To manage the monitoring program data, individual data sources were created to store data in Water Reporter. Going forward, the Water Reporter embeddable maps offers Haw River Watch a virtual platform where visitors can effortlessly see monitoring locations and click in to examine the wealth of information delivered via samples of water.
Mapping as a Web Page Media Asset
The Haw River Assembly recognized that they needed to modernize their monitoring programs to not only streamline data management but also optimize communication through means that are accessible and digestible to vast audiences.

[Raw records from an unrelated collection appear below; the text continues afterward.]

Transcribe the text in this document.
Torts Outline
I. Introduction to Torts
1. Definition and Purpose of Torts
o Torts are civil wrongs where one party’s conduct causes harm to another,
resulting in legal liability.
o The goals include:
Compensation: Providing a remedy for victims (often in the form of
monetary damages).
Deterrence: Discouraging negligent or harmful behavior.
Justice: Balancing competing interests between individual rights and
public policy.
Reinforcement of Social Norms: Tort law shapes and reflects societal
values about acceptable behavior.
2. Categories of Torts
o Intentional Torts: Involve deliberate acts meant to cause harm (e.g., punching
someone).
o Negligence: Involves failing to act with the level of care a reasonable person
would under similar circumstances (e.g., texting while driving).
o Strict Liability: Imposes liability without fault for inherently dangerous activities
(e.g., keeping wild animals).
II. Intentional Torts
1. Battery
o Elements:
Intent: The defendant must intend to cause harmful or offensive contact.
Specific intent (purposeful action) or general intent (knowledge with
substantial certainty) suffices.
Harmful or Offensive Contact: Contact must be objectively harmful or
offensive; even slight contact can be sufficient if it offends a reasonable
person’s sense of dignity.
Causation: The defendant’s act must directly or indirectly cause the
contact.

The Haw River Assembly shares their data with anyone that asks for it. The Department of Water Resources uses the data for their integrated water quality report. Water Basin planners look at the data to get big picture, full story ideas that they take into consideration as they look at how nutrients are managed and how to address stormwater issues. HRA works with representatives in the House to introduce bills to regulate and increase transparency. So the state agencies have the water quality information that they need to regulate.

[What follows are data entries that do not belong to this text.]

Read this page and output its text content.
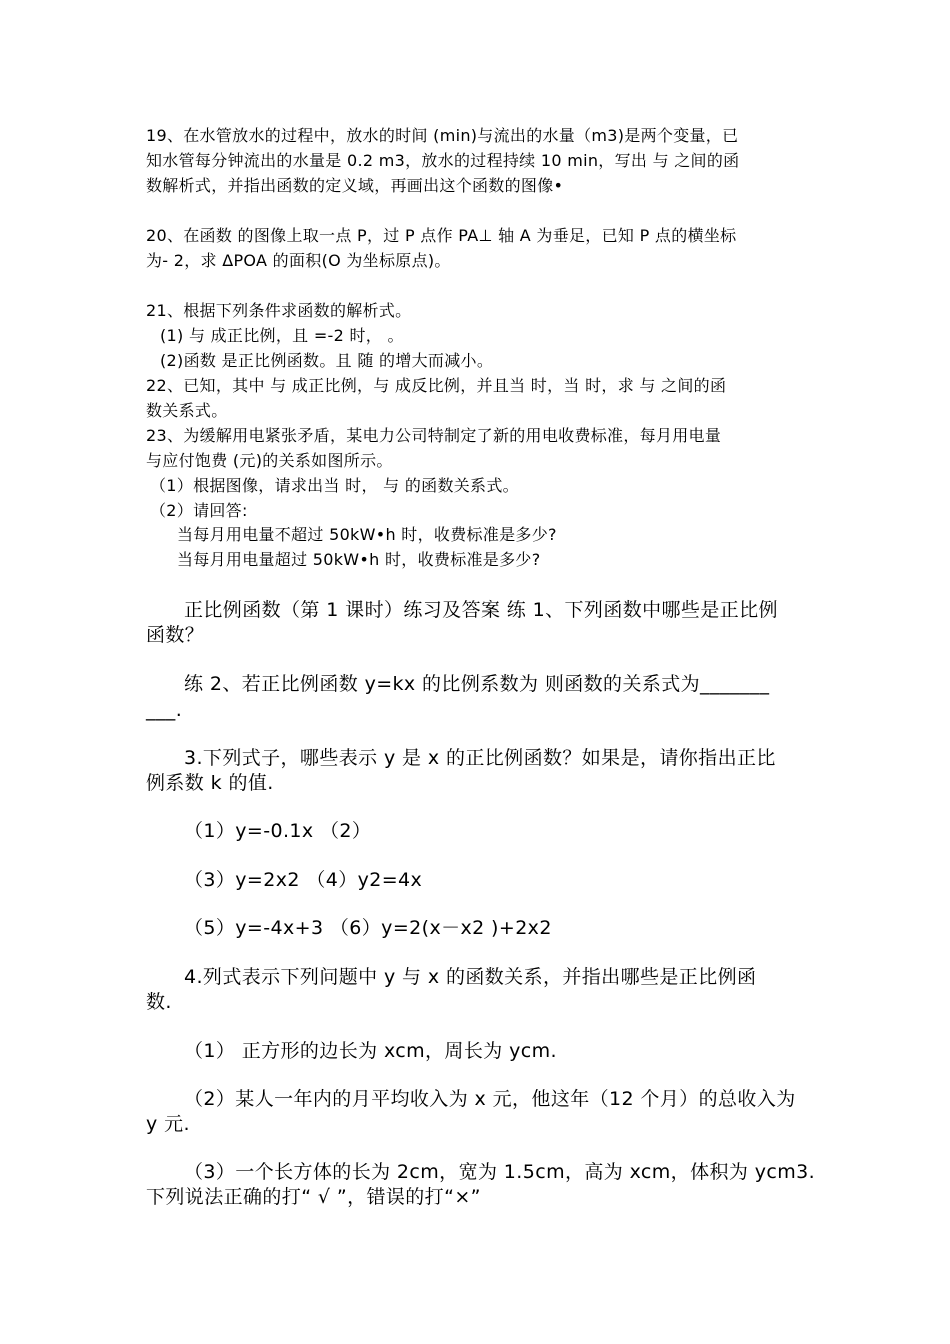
19、在水管放水的过程中，放水的时间 (min)与流出的水量（m3)是两个变量，已
知水管每分钟流出的水量是 0.2 m3，放水的过程持续 10 min，写出 与 之间的函
数解析式，并指出函数的定义域，再画出这个函数的图像•
20、在函数 的图像上取一点 P，过 P 点作 PA⊥ 轴 A 为垂足，已知 P 点的横坐标
为- 2，求 ΔPOA 的面积(O 为坐标原点)。
21、根据下列条件求函数的解析式。
(1) 与 成正比例，且 =-2 时， 。
(2)函数 是正比例函数。且 随 的增大而减小。
22、已知，其中 与 成正比例，与 成反比例，并且当 时，当 时，求 与 之间的函
数关系式。
23、为缓解用电紧张矛盾，某电力公司特制定了新的用电收费标准，每月用电量
与应付饱费 (元)的关系如图所示。
（1）根据图像，请求出当 时， 与 的函数关系式。
（2）请回答:
当每月用电量不超过 50kW•h 时，收费标准是多少?
当每月用电量超过 50kW•h 时，收费标准是多少?
正比例函数（第 1 课时）练习及答案 练 1、下列函数中哪些是正比例
函数？
练 2、若正比例函数 y=kx 的比例系数为 则函数的关系式为_______
___.
3.下列式子，哪些表示 y 是 x 的正比例函数？如果是，请你指出正比
例系数 k 的值.
（1）y=-0.1x （2）
（3）y=2x2 （4）y2=4x
（5）y=-4x+3 （6）y=2(x－x2 )+2x2
4.列式表示下列问题中 y 与 x 的函数关系，并指出哪些是正比例函
数.
（1） 正方形的边长为 xcm，周长为 ycm.
（2）某人一年内的月平均收入为 x 元，他这年（12 个月）的总收入为
y 元.
（3）一个长方体的长为 2cm，宽为 1.5cm，高为 xcm，体积为 ycm3.
下列说法正确的打“ √ ”，错误的打“×”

Ideally, HRA wanted a data sharing system that supported porting entire data collections as well as analytical results to multiple audiences and stakeholders with varying end uses and understanding of the data. To achieve this goal, The Commons and the HRA worked together to build a website that showcases the following:
- Live maps powered by Water Reporter that showcase latest samples and trends for specific monitoring programs
- Background information about the monitoring programs
- Calls to Action to encourage engagement and financial support of future monitoring activities
- Opportunities to export data
Water Reporter’s customizable maps can help communicate the critical information about the Haw River. Multiple maps or layers of data drive home distinct messages to broad audiences. People who use the Haw to swim need different information than those receiving water in their kitchen faucet from the river. Prior to use of Water Reporter, the Haw River Assembly often shared spreadsheets of their data with the public.
“We want to push this data out to the public so they know what’s in their surface water, in the Haw, and what’s in their drinking water,” explained Sutton.
Building Systems to Communicate and Share Analyzed Data
We’re showing that there is an impact on water quality. We hope that community groups using this information can come up with solutions. Anyone can access and review the maps by visiting the Health of the Haw website. Data is updated regularly after monitoring activities are completed.